If diversity is important to your well-being, then the south end is not for you. And this trend of little diversity tends to happen in more progressive towns and cities. I just don’t get that at all. You will find similar situations on the Olympic Peninsula and Bellingham.

Fewer Services and Amenities

If you enjoy slow internet speeds then the south end of the island is for you. I personally don’t mind staying clear of 5G, but at the same time, it takes hours to upload HD videos. So, for someone who makes their living off a YouTube channel or needs to have an online presence, this could be a problem. There might be high-speed internet available but you would need to research it.

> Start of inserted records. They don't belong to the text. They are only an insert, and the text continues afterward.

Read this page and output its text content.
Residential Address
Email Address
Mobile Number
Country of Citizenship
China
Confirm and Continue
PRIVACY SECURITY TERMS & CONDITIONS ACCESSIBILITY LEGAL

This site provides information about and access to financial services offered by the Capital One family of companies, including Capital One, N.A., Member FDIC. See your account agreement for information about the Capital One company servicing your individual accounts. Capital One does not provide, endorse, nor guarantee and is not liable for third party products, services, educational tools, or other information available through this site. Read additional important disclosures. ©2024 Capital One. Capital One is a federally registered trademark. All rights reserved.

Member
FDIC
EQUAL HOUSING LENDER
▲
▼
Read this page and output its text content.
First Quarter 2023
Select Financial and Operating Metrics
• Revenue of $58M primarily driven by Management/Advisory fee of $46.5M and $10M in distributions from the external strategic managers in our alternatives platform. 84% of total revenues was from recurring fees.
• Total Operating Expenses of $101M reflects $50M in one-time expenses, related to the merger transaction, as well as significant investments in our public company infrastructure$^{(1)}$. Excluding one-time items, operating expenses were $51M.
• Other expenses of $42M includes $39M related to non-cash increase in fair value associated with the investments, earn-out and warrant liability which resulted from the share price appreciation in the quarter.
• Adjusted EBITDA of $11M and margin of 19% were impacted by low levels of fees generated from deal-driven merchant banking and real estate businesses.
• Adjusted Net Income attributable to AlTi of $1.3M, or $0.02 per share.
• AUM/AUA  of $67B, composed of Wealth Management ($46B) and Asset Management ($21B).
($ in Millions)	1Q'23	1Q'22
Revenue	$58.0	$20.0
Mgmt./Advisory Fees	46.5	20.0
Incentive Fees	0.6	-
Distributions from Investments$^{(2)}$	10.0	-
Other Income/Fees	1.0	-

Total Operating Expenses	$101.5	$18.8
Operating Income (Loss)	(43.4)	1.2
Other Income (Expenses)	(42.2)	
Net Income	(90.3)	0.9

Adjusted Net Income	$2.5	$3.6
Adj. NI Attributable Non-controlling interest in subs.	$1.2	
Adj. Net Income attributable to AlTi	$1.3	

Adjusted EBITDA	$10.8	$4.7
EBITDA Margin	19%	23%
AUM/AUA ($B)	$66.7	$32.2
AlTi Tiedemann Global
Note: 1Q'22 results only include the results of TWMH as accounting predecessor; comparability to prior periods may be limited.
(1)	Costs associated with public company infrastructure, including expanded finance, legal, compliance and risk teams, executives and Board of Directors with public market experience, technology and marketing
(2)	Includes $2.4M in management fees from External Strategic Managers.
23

There is no curbside recycling. It’s old fashion where you need to haul your sorted recycling materials to a central location which is outdoors (and it rains a lot). It can take a good chunk of time out of your day to sort, pack, and haul, then sort again. I personally don’t enjoy it because I’m crunched for time.

Some people also warn that you need to purchase a generator if you live on the south end of the island because power outages can lasts for days. This part of the island has beautiful forests mixed in with residential areas which means that when the 50 to 60 mph gusts come off the sea, trees fall on power lines creating wide spread outages. The south end has its power restored last. I lived through a three-day outage which I was not prepared.

The South Whidbey Island Fault (SWIFT)

If you think it’s no big deal to live near or on a earthquake fault, think again. Instead of me describing the worse case scenario, I will allow this article to do that for me. However, if you don’t enjoy the excitement of rushing off an island before the tsunami hits or watch your home get eaten by a sink hole or smell methane gas prior to the explosion of septic systems, then reconsider relocating to South Whidbey.